The minority leader went on to note, “At the same time that Republicans have threatened to deny seats on the Intelligence Committee to clearly qualified Democratic members, serial fraudster George Santos has been placed on two standing committees of the House and welcomed into your conference. The apparent double standard risks undermining the spirit of bipartisan cooperation that is so desperately needed in Congress.”

The same letter acknowledged that House Democrats stripped right-wing Reps. Marjorie Taylor Greene and Paul Gosar of their committee assignments in the last Congress, but this “does not serve as precedent or justification for the removal of Representatives Schiff and Swalwell, given that they have never exhibited violent thoughts or behavior.”

Jeffries concluded, “I urge you to honor past practice of the House of Representatives and our mutual interest in working together for the good of the American people by accepting my recommendation of Adam Schiff to serve as Ranking Member and Eric Swalwell to continue his service as a Member of the Intelligence Committee.”
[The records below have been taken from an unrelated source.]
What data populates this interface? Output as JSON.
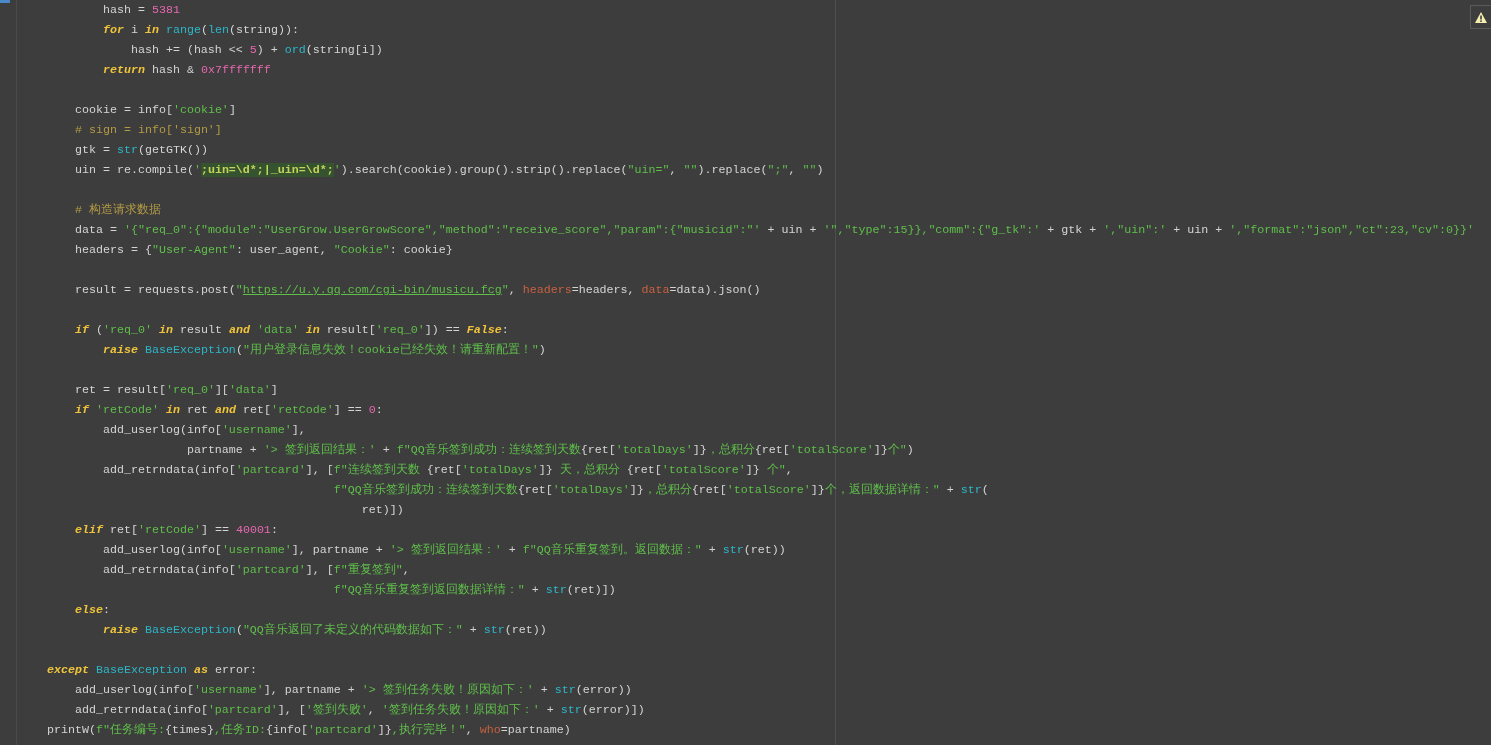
{
  "editor": {
    "lines": [
      {
        "kind": "code",
        "tokens": [
          {
            "kind": "plain",
            "text": "            hash = "
          },
          {
            "kind": "number",
            "text": "5381"
          }
        ]
      },
      {
        "kind": "code",
        "tokens": [
          {
            "kind": "keyword",
            "text": "            for"
          },
          {
            "kind": "plain",
            "text": " i "
          },
          {
            "kind": "keyword",
            "text": "in"
          },
          {
            "kind": "builtin",
            "text": " range"
          },
          {
            "kind": "plain",
            "text": "("
          },
          {
            "kind": "builtin",
            "text": "len"
          },
          {
            "kind": "plain",
            "text": "(string)):"
          }
        ]
      },
      {
        "kind": "code",
        "tokens": [
          {
            "kind": "plain",
            "text": "                hash += (hash << "
          },
          {
            "kind": "number",
            "text": "5"
          },
          {
            "kind": "plain",
            "text": ") + "
          },
          {
            "kind": "builtin",
            "text": "ord"
          },
          {
            "kind": "plain",
            "text": "(string[i])"
          }
        ]
      },
      {
        "kind": "code",
        "tokens": [
          {
            "kind": "keyword",
            "text": "            return"
          },
          {
            "kind": "plain",
            "text": " hash & "
          },
          {
            "kind": "number",
            "text": "0x7fffffff"
          }
        ]
      },
      {
        "kind": "blank"
      },
      {
        "kind": "code",
        "tokens": [
          {
            "kind": "plain",
            "text": "        cookie = info["
          },
          {
            "kind": "string",
            "text": "'cookie'"
          },
          {
            "kind": "plain",
            "text": "]"
          }
        ]
      },
      {
        "kind": "code",
        "tokens": [
          {
            "kind": "comment",
            "text": "        # sign = info['sign']"
          }
        ]
      },
      {
        "kind": "code",
        "tokens": [
          {
            "kind": "plain",
            "text": "        gtk = "
          },
          {
            "kind": "builtin",
            "text": "str"
          },
          {
            "kind": "plain",
            "text": "(getGTK())"
          }
        ]
      },
      {
        "kind": "code",
        "tokens": [
          {
            "kind": "plain",
            "text": "        uin = re.compile("
          },
          {
            "kind": "string",
            "text": "'"
          },
          {
            "kind": "regex",
            "text": ";uin=\\d*;|_uin=\\d*;"
          },
          {
            "kind": "string",
            "text": "'"
          },
          {
            "kind": "plain",
            "text": ").search(cookie).group().strip().replace("
          },
          {
            "kind": "string",
            "text": "\"uin=\""
          },
          {
            "kind": "plain",
            "text": ", "
          },
          {
            "kind": "string",
            "text": "\"\""
          },
          {
            "kind": "plain",
            "text": ").replace("
          },
          {
            "kind": "string",
            "text": "\";\""
          },
          {
            "kind": "plain",
            "text": ", "
          },
          {
            "kind": "string",
            "text": "\"\""
          },
          {
            "kind": "plain",
            "text": ")"
          }
        ]
      },
      {
        "kind": "blank"
      },
      {
        "kind": "code",
        "tokens": [
          {
            "kind": "comment",
            "text": "        # 构造请求数据"
          }
        ]
      },
      {
        "kind": "code",
        "tokens": [
          {
            "kind": "plain",
            "text": "        data = "
          },
          {
            "kind": "string",
            "text": "'{\"req_0\":{\"module\":\"UserGrow.UserGrowScore\",\"method\":\"receive_score\",\"param\":{\"musicid\":\"'"
          },
          {
            "kind": "plain",
            "text": " + uin + "
          },
          {
            "kind": "string",
            "text": "'\",\"type\":15}},\"comm\":{\"g_tk\":'"
          },
          {
            "kind": "plain",
            "text": " + gtk + "
          },
          {
            "kind": "string",
            "text": "',\"uin\":'"
          },
          {
            "kind": "plain",
            "text": " + uin + "
          },
          {
            "kind": "string",
            "text": "',\"format\":\"json\",\"ct\":23,\"cv\":0}}'"
          }
        ]
      },
      {
        "kind": "code",
        "tokens": [
          {
            "kind": "plain",
            "text": "        headers = {"
          },
          {
            "kind": "string",
            "text": "\"User-Agent\""
          },
          {
            "kind": "plain",
            "text": ": user_agent, "
          },
          {
            "kind": "string",
            "text": "\"Cookie\""
          },
          {
            "kind": "plain",
            "text": ": cookie}"
          }
        ]
      },
      {
        "kind": "blank"
      },
      {
        "kind": "code",
        "tokens": [
          {
            "kind": "plain",
            "text": "        result = requests.post("
          },
          {
            "kind": "string",
            "text": "\""
          },
          {
            "kind": "link",
            "text": "https://u.y.qq.com/cgi-bin/musicu.fcg"
          },
          {
            "kind": "string",
            "text": "\""
          },
          {
            "kind": "plain",
            "text": ", "
          },
          {
            "kind": "param",
            "text": "headers"
          },
          {
            "kind": "plain",
            "text": "=headers, "
          },
          {
            "kind": "param",
            "text": "data"
          },
          {
            "kind": "plain",
            "text": "=data).json()"
          }
        ]
      },
      {
        "kind": "blank"
      },
      {
        "kind": "code",
        "tokens": [
          {
            "kind": "keyword",
            "text": "        if"
          },
          {
            "kind": "plain",
            "text": " ("
          },
          {
            "kind": "string",
            "text": "'req_0'"
          },
          {
            "kind": "keyword",
            "text": " in"
          },
          {
            "kind": "plain",
            "text": " result "
          },
          {
            "kind": "keyword",
            "text": "and"
          },
          {
            "kind": "string",
            "text": " 'data'"
          },
          {
            "kind": "keyword",
            "text": " in"
          },
          {
            "kind": "plain",
            "text": " result["
          },
          {
            "kind": "string",
            "text": "'req_0'"
          },
          {
            "kind": "plain",
            "text": "]) == "
          },
          {
            "kind": "keyword",
            "text": "False"
          },
          {
            "kind": "plain",
            "text": ":"
          }
        ]
      },
      {
        "kind": "code",
        "tokens": [
          {
            "kind": "keyword",
            "text": "            raise"
          },
          {
            "kind": "builtin",
            "text": " BaseException"
          },
          {
            "kind": "plain",
            "text": "("
          },
          {
            "kind": "string",
            "text": "\"用户登录信息失效！cookie已经失效！请重新配置！\""
          },
          {
            "kind": "plain",
            "text": ")"
          }
        ]
      },
      {
        "kind": "blank"
      },
      {
        "kind": "code",
        "tokens": [
          {
            "kind": "plain",
            "text": "        ret = result["
          },
          {
            "kind": "string",
            "text": "'req_0'"
          },
          {
            "kind": "plain",
            "text": "]["
          },
          {
            "kind": "string",
            "text": "'data'"
          },
          {
            "kind": "plain",
            "text": "]"
          }
        ]
      },
      {
        "kind": "code",
        "tokens": [
          {
            "kind": "keyword",
            "text": "        if"
          },
          {
            "kind": "string",
            "text": " 'retCode'"
          },
          {
            "kind": "keyword",
            "text": " in"
          },
          {
            "kind": "plain",
            "text": " ret "
          },
          {
            "kind": "keyword",
            "text": "and"
          },
          {
            "kind": "plain",
            "text": " ret["
          },
          {
            "kind": "string",
            "text": "'retCode'"
          },
          {
            "kind": "plain",
            "text": "] == "
          },
          {
            "kind": "number",
            "text": "0"
          },
          {
            "kind": "plain",
            "text": ":"
          }
        ]
      },
      {
        "kind": "code",
        "tokens": [
          {
            "kind": "plain",
            "text": "            add_userlog(info["
          },
          {
            "kind": "string",
            "text": "'username'"
          },
          {
            "kind": "plain",
            "text": "],"
          }
        ]
      },
      {
        "kind": "code",
        "tokens": [
          {
            "kind": "plain",
            "text": "                        partname + "
          },
          {
            "kind": "string",
            "text": "'> 签到返回结果：'"
          },
          {
            "kind": "plain",
            "text": " + "
          },
          {
            "kind": "string",
            "text": "f\"QQ音乐签到成功：连续签到天数"
          },
          {
            "kind": "plain",
            "text": "{ret["
          },
          {
            "kind": "string",
            "text": "'totalDays'"
          },
          {
            "kind": "plain",
            "text": "]}"
          },
          {
            "kind": "string",
            "text": "，总积分"
          },
          {
            "kind": "plain",
            "text": "{ret["
          },
          {
            "kind": "string",
            "text": "'totalScore'"
          },
          {
            "kind": "plain",
            "text": "]}"
          },
          {
            "kind": "string",
            "text": "个\""
          },
          {
            "kind": "plain",
            "text": ")"
          }
        ]
      },
      {
        "kind": "code",
        "tokens": [
          {
            "kind": "plain",
            "text": "            add_retrndata(info["
          },
          {
            "kind": "string",
            "text": "'partcard'"
          },
          {
            "kind": "plain",
            "text": "], ["
          },
          {
            "kind": "string",
            "text": "f\"连续签到天数 "
          },
          {
            "kind": "plain",
            "text": "{ret["
          },
          {
            "kind": "string",
            "text": "'totalDays'"
          },
          {
            "kind": "plain",
            "text": "]}"
          },
          {
            "kind": "string",
            "text": " 天，总积分 "
          },
          {
            "kind": "plain",
            "text": "{ret["
          },
          {
            "kind": "string",
            "text": "'totalScore'"
          },
          {
            "kind": "plain",
            "text": "]}"
          },
          {
            "kind": "string",
            "text": " 个\""
          },
          {
            "kind": "plain",
            "text": ","
          }
        ]
      },
      {
        "kind": "code",
        "tokens": [
          {
            "kind": "string",
            "text": "                                             f\"QQ音乐签到成功：连续签到天数"
          },
          {
            "kind": "plain",
            "text": "{ret["
          },
          {
            "kind": "string",
            "text": "'totalDays'"
          },
          {
            "kind": "plain",
            "text": "]}"
          },
          {
            "kind": "string",
            "text": "，总积分"
          },
          {
            "kind": "plain",
            "text": "{ret["
          },
          {
            "kind": "string",
            "text": "'totalScore'"
          },
          {
            "kind": "plain",
            "text": "]}"
          },
          {
            "kind": "string",
            "text": "个，返回数据详情：\""
          },
          {
            "kind": "plain",
            "text": " + "
          },
          {
            "kind": "builtin",
            "text": "str"
          },
          {
            "kind": "plain",
            "text": "("
          }
        ]
      },
      {
        "kind": "code",
        "tokens": [
          {
            "kind": "plain",
            "text": "                                                 ret)])"
          }
        ]
      },
      {
        "kind": "code",
        "tokens": [
          {
            "kind": "keyword",
            "text": "        elif"
          },
          {
            "kind": "plain",
            "text": " ret["
          },
          {
            "kind": "string",
            "text": "'retCode'"
          },
          {
            "kind": "plain",
            "text": "] == "
          },
          {
            "kind": "number",
            "text": "40001"
          },
          {
            "kind": "plain",
            "text": ":"
          }
        ]
      },
      {
        "kind": "code",
        "tokens": [
          {
            "kind": "plain",
            "text": "            add_userlog(info["
          },
          {
            "kind": "string",
            "text": "'username'"
          },
          {
            "kind": "plain",
            "text": "], partname + "
          },
          {
            "kind": "string",
            "text": "'> 签到返回结果：'"
          },
          {
            "kind": "plain",
            "text": " + "
          },
          {
            "kind": "string",
            "text": "f\"QQ音乐重复签到。返回数据：\""
          },
          {
            "kind": "plain",
            "text": " + "
          },
          {
            "kind": "builtin",
            "text": "str"
          },
          {
            "kind": "plain",
            "text": "(ret))"
          }
        ]
      },
      {
        "kind": "code",
        "tokens": [
          {
            "kind": "plain",
            "text": "            add_retrndata(info["
          },
          {
            "kind": "string",
            "text": "'partcard'"
          },
          {
            "kind": "plain",
            "text": "], ["
          },
          {
            "kind": "string",
            "text": "f\"重复签到\""
          },
          {
            "kind": "plain",
            "text": ","
          }
        ]
      },
      {
        "kind": "code",
        "tokens": [
          {
            "kind": "string",
            "text": "                                             f\"QQ音乐重复签到返回数据详情：\""
          },
          {
            "kind": "plain",
            "text": " + "
          },
          {
            "kind": "builtin",
            "text": "str"
          },
          {
            "kind": "plain",
            "text": "(ret)])"
          }
        ]
      },
      {
        "kind": "code",
        "tokens": [
          {
            "kind": "keyword",
            "text": "        else"
          },
          {
            "kind": "plain",
            "text": ":"
          }
        ]
      },
      {
        "kind": "code",
        "tokens": [
          {
            "kind": "keyword",
            "text": "            raise"
          },
          {
            "kind": "builtin",
            "text": " BaseException"
          },
          {
            "kind": "plain",
            "text": "("
          },
          {
            "kind": "string",
            "text": "\"QQ音乐返回了未定义的代码数据如下：\""
          },
          {
            "kind": "plain",
            "text": " + "
          },
          {
            "kind": "builtin",
            "text": "str"
          },
          {
            "kind": "plain",
            "text": "(ret))"
          }
        ]
      },
      {
        "kind": "blank"
      },
      {
        "kind": "code",
        "tokens": [
          {
            "kind": "keyword",
            "text": "    except"
          },
          {
            "kind": "builtin",
            "text": " BaseException"
          },
          {
            "kind": "keyword",
            "text": " as"
          },
          {
            "kind": "plain",
            "text": " error:"
          }
        ]
      },
      {
        "kind": "code",
        "tokens": [
          {
            "kind": "plain",
            "text": "        add_userlog(info["
          },
          {
            "kind": "string",
            "text": "'username'"
          },
          {
            "kind": "plain",
            "text": "], partname + "
          },
          {
            "kind": "string",
            "text": "'> 签到任务失败！原因如下：'"
          },
          {
            "kind": "plain",
            "text": " + "
          },
          {
            "kind": "builtin",
            "text": "str"
          },
          {
            "kind": "plain",
            "text": "(error))"
          }
        ]
      },
      {
        "kind": "code",
        "tokens": [
          {
            "kind": "plain",
            "text": "        add_retrndata(info["
          },
          {
            "kind": "string",
            "text": "'partcard'"
          },
          {
            "kind": "plain",
            "text": "], ["
          },
          {
            "kind": "string",
            "text": "'签到失败'"
          },
          {
            "kind": "plain",
            "text": ", "
          },
          {
            "kind": "string",
            "text": "'签到任务失败！原因如下：'"
          },
          {
            "kind": "plain",
            "text": " + "
          },
          {
            "kind": "builtin",
            "text": "str"
          },
          {
            "kind": "plain",
            "text": "(error)])"
          }
        ]
      },
      {
        "kind": "code",
        "tokens": [
          {
            "kind": "plain",
            "text": "    printW("
          },
          {
            "kind": "string",
            "text": "f\"任务编号:"
          },
          {
            "kind": "plain",
            "text": "{times}"
          },
          {
            "kind": "string",
            "text": ",任务ID:"
          },
          {
            "kind": "plain",
            "text": "{info["
          },
          {
            "kind": "string",
            "text": "'partcard'"
          },
          {
            "kind": "plain",
            "text": "]}"
          },
          {
            "kind": "string",
            "text": ",执行完毕！\""
          },
          {
            "kind": "plain",
            "text": ", "
          },
          {
            "kind": "param",
            "text": "who"
          },
          {
            "kind": "plain",
            "text": "=partname)"
          }
        ]
      }
    ]
  }
}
The appeal will almost certainly fail, and it’s widely expected that McCarthy will follow through on his vow. Indeed, as recently as last week, the Republican speaker’s political operation used this as the basis for a fundraising appeal, making it difficult to imagine him reversing course now.

McCarthy will, of course, insist that this has nothing to do with petty partisan payback. He’ll add that Schiff and Swalwell engaged in wrongdoing that necessitates such a move.

And he’ll be wrong. The Washington Post recently published a detailed report scrutinizing the speaker’s case against the Democratic congressmen. It concluded that McCarthy’s claims are based on “specious and vague” reasoning, and attacks “based on figments of imagination.”

This won't stop McCarthy from doing the wrong thing, but it should.